Mr Mungall says buying his E-V has helped keep him moving.
"I've travelled a fair bit. I've been to Tasmania, South Australia, Queensland, New South Wales, ACT, all from Victoria. Buying an electric vehicle made me feel much freer because I was able to charge by solar during the day and have the freedom to go anywhere."
Other measures adopted by airline companies, like offering customers the option to offset the carbon emissions from their flights, aren't convincing environmentalists like Mr Mungall.
"It's an accounting trick really. And also those offsets are really not reliable. That forest could burn down in the next forest fire and the accounting has still happened, but the offset hasn't happened. They're not reliable and I don't trust them."
Associate Professor Sun says technology isn't progressing fast enough.
"We are not so optimistic in terms of technology on the aviation sectors. I mean there are discussions in terms of biofuels, in terms of electrical aircraft, but those solutions are not really near. I mean we have to wait maybe around 20 or 30 years of time in order for those solutions to be made available across all the airlines. We would suggest probably carbon tax is the best way to forward right now."

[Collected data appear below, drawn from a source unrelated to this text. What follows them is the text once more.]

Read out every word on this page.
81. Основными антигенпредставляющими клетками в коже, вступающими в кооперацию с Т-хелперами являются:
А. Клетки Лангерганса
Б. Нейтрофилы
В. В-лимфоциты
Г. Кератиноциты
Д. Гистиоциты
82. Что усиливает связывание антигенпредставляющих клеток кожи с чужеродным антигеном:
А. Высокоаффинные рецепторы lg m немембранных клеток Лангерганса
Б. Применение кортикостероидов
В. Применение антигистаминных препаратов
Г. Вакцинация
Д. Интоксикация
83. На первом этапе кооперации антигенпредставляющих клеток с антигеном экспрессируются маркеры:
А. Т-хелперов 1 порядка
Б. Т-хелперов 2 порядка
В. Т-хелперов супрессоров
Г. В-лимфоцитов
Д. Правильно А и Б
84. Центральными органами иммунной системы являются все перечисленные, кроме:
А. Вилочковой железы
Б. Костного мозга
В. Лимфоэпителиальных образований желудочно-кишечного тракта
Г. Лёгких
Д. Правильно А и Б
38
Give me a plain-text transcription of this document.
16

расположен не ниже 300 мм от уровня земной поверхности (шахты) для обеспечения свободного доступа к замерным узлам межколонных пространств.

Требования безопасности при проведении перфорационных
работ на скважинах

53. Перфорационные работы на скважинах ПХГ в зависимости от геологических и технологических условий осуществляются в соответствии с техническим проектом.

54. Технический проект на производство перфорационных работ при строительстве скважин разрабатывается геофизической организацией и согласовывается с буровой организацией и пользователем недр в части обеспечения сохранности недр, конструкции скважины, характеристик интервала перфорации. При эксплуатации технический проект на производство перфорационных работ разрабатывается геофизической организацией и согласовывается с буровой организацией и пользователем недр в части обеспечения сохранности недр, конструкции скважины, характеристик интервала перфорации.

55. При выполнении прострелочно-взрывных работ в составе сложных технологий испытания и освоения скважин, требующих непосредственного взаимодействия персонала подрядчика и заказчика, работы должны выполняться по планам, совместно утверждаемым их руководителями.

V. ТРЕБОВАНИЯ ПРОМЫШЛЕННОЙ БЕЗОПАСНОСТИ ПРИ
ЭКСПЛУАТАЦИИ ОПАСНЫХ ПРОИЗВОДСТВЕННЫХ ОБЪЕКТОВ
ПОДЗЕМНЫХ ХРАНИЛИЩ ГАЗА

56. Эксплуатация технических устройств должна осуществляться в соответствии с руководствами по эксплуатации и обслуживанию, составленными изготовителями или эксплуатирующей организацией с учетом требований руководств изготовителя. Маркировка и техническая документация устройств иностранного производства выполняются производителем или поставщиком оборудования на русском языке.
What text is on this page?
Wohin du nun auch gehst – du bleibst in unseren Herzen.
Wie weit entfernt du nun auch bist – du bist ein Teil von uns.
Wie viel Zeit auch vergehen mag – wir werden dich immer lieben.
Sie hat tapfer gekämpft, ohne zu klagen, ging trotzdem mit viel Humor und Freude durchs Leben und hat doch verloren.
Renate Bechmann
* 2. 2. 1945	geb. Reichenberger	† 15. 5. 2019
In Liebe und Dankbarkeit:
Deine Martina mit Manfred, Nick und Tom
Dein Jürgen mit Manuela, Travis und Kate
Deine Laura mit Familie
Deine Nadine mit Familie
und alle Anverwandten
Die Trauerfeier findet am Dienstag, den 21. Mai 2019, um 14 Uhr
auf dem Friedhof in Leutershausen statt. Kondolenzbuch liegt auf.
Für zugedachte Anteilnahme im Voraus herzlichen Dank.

For Mr Mungall, a complete refusal to fly is the only way he feels he can make a difference.
"I can't in good conscience think that I'm leaving behind a legacy of fires and floods and people displaced from their homes and unable to grow food in anywhere near the tropics and this sort of thing. It's a horrific situation that the world is facing from one generation to the next. And yeah, I just don't want to be part of it anymore."